Here's a (NON Glitch-Art!) image of the computer room at university in the summer of 1992.
The final exams were over, and I was monopolising all the PCs to calculate regions of a
heavily zoomed-in part of the Mandelbrot set. I sellotaped the printouts together to make
some big black-and-white posters. Great fun! I was really into fractals then - they seemed
to live on the Moon! This photo looks really dated now...brings back a weird mixture
of memories...
COMPUTER LAB 1992
09 MARCH
5th annual general meeting of the Bonsai Glitch Club,
sponsored by BEFLIX Corp. ("The Digital Corruption Company").
This years' topic was "Trim Hard, Crop Hard for a Healthier, Denser Glitch".
Then we all went off to Joan's for a mad evening of Vectrex Pinball.
Here's a photograph I took of the screen.
INTRACHEMATOIJD
03 MARCH
This pic is just part of a web advert. I'd tell you the name of the company
offering these dating services, but I don't want to contaminate my lovely
abstract site :) People are always asking me what the titles to the
glitch art images mean. Actually they don't. So will someone please ask?
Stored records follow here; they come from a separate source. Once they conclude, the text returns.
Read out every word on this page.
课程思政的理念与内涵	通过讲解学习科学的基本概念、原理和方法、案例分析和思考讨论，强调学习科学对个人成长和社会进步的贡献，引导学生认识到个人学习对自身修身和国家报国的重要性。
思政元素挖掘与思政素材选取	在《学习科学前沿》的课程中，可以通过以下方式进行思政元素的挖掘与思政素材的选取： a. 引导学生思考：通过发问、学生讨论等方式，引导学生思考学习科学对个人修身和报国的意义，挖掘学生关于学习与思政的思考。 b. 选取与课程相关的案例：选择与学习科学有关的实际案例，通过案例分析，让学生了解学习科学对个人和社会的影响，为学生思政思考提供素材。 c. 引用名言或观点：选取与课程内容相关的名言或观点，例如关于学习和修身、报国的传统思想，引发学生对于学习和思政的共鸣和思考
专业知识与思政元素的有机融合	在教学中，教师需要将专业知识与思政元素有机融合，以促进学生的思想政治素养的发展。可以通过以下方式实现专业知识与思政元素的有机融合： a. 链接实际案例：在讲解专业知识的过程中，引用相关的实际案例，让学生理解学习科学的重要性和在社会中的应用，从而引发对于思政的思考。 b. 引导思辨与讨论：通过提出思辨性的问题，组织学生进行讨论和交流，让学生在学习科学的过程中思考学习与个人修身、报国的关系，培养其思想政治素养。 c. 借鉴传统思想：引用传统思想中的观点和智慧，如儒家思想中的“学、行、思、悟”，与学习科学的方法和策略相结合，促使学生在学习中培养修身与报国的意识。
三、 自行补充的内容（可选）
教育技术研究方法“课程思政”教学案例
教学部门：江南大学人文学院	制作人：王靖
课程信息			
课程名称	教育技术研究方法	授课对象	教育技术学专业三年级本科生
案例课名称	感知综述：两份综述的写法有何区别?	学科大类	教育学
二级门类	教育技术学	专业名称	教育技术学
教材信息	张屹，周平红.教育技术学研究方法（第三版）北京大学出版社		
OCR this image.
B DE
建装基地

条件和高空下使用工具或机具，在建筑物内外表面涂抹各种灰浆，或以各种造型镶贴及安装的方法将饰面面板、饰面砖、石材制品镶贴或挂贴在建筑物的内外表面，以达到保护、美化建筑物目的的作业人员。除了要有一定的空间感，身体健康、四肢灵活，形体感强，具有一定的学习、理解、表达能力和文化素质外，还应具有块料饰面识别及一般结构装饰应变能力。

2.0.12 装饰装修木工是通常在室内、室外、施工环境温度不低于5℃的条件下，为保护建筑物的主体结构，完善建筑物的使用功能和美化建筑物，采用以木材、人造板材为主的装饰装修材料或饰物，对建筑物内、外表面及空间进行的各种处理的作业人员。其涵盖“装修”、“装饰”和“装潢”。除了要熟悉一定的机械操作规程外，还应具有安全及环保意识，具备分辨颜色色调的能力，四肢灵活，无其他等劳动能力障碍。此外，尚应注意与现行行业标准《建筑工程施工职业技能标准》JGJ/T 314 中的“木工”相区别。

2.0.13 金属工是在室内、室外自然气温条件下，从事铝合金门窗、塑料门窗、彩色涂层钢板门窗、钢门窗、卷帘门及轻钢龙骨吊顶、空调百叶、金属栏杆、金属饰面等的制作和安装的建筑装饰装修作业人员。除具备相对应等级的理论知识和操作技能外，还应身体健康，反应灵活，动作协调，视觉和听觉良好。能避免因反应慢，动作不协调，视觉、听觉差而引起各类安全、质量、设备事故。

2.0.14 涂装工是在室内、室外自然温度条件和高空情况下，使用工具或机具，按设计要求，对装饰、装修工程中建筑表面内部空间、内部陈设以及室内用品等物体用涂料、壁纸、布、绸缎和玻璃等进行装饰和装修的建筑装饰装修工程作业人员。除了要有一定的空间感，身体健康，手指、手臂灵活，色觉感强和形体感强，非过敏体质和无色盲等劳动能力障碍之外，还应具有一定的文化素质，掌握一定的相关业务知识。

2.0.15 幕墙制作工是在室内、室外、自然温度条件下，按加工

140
Then I'll be able to blather on about it at great length the next time
you drop by again. Ta muchness!
HUORECEFLENE-A
02 MARCH
I can give you retro! I can't give you the moon on a yellow stick,
but retro is on my radar. Glitch art in 1970's turquoises and browns. Yum.
When I was about 7 me and my Mum went to see a neighbour called Joan
who lived across the street, and I was amazed by all the turquoise stuff
in her kitchen. Fridge, iron, cooker, cups, table, chairs - turquoise
everywhere. I later learned that this is what people did in 1978 - they
purchased turquoise items for the home.
This glitch was made by making a Commodore C128 emulator execute a
Commodore Vic20 emulator. Incestuous eh? The result is similar to
what happens with humans - disturbingly mangled, a level from
Manic Miner or Jet Set Willy made from chemically-altered-state pixels.
JOAN'S KITCHENETTE
01 MARCH
Just got a moment to write this before going out tonight - sorry for
the slightly lower quality of glitch art in last month's offerings. I'm very, very
busy right now with some exciting glitch projects which I'll tell you
more about when things are more concrete.
Been selling the glitch concept to the Russians - it's like plutonium over there!
OK, look I've got 11 minutes in which to make a great bit of glitch-art
before I go and get schmoozled. And this is the result: It's a bit of VIC20
with the Double Size and Single Scan settings to give the rasterized effect.
Very 60's! I love straight lines. Horizontal ones are the best.